McQuarrie was proud of his script, which was penned with contributions from Ed Solomon (Men in Black), first-timer Tom DeSanto, and director Bryan Singer--the same man with whom McQuarrie had made The Usual Suspects, the same man with whom McQuarrie had attended high school in New Jersey. The script, which is available on several Web sites, is a far more thoughtful and inventive version than the movie that made $54 million its opening weekend, only to tumble at the box office each week after that. McQuarrie had written the first three-dimensional comic-book movie; his heroes were humans, not mutants in tights who speak in balloons. And where the final version, credited only to rookie David Hayter, was self-serious and clumsy, McQuarrie's was witty and fleet-footed, full of knowing musical cues (Wolverine listens to Led Zeppelin's "Black Dog" while holed up in his Alaskan cabin) and clever sight gags (Professor Xavier turns the shape-shifting Mystique into an annoying little girl).

While much of his story remains (the basic plot is, essentially, the same), McQuarrie demanded that Twentieth Century Fox remove his name from the credits. He wanted nothing to do with the film his old friend had made, which made the experience doubly painful. McQuarrie has a hard time even talking about X-Men, struggling to describe the excruciating process. For the only time in this 90-minute interview, the writer has a hard time coming up with the words.

"The studio was like the girlfriend who will never tell you you're lousy in bed, but she'll tell all her friends," he says. "It was like they were afraid to tell me what was wrong, so the process never ended. It came to a point where I couldn't work anymore with a group of people who were so...I can't say...I can't say they.
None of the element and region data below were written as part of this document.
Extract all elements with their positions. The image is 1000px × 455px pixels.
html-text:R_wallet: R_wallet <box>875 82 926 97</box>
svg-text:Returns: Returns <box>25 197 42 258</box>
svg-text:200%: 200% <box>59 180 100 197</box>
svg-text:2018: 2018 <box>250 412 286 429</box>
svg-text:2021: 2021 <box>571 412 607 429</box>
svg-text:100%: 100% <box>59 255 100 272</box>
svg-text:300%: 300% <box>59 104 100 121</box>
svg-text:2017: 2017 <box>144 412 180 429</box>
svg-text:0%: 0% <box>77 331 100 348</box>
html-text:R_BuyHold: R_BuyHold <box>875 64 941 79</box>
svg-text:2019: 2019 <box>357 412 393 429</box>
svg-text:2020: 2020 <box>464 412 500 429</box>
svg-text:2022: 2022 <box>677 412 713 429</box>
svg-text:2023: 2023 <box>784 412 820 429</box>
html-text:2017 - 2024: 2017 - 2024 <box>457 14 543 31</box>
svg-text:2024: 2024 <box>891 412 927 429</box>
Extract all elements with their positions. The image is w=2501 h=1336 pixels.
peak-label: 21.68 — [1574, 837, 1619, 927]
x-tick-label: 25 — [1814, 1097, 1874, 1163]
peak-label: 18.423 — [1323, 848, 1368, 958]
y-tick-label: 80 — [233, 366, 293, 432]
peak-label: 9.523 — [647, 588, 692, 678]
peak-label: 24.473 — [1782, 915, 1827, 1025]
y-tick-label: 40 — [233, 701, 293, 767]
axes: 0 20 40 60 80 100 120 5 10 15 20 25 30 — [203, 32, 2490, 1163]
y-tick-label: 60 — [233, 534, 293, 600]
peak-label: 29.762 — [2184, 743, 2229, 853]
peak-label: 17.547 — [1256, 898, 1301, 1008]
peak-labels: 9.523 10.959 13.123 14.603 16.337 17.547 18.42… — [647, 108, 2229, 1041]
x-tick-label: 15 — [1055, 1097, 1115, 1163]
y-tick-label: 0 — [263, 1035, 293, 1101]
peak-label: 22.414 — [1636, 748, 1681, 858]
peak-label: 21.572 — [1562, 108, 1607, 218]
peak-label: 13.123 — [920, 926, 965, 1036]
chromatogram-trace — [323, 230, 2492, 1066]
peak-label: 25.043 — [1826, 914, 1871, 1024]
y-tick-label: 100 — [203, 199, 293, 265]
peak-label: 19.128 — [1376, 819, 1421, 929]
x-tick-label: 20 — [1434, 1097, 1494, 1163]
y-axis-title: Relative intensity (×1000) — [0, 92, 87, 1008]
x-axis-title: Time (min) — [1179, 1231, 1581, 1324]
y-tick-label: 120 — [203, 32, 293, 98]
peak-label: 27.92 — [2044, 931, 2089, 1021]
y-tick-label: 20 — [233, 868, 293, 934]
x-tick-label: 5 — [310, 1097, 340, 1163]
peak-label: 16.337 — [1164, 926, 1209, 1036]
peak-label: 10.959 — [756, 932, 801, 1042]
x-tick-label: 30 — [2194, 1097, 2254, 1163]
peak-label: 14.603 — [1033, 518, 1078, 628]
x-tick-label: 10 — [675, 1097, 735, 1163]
There was one specific executive who unfortunately had the most involvement who was so deceitful and so dishonest and such a bald-faced slanderous liar, and it was just this miserable experience, and by the end, you were so demoralized...I would have loved to have seen the movie I know was there...I would have loved to have seen them be human." He says the last thing very softly and very sadly.

Soon enough, he will have his revenge. McQuarrie has a handful of projects in front of him (including a screenplay for the big-screen redo of the 1960s TV series The Prisoner), and he has just completed his script for The Green Hornet, which he pitched to Universal as being "no super, just heroes." It's a movie in which bored rich men play dress-up, in which being a superhero is nothing but the ultimate status symbol. McQuarrie would like nothing more than to direct The Green Hornet, but expects nothing. Maybe he'll get the gig if The Way of the Gun does well at the box office. Or maybe Universal will give the movie to one of Jerry Bruckheimer's boys. It no longer matters. After the last six years, what more could any of them do to Chris McQuarrie? Not a damned thing.

"I'm beyond that now, because they have already co-opted me," he says, chuckling. "If they hadn't, I wouldn't have made The Way of the Gun. My wife will tell you I am the kind of person who will eat and eat and eat and eat and eat all the shit you give me, because I'm a writer and that's what writers do, and then at a certain point, I become cornered. If you just pull out that one last turd and ask me to eat it, I will freak out on you. That's The Way of the Gun. I was pushed into a corner, and I finally responded by saying, "This is how I feel.' There was a lot of anger when I wrote it. But it's kind of a peaceful thing where I've finally come back to the place where I'm writing because I like writing, and I don't care if people see it. I don't care if I'm never allowed to make the one great perfect all-expressing film I wanted to make."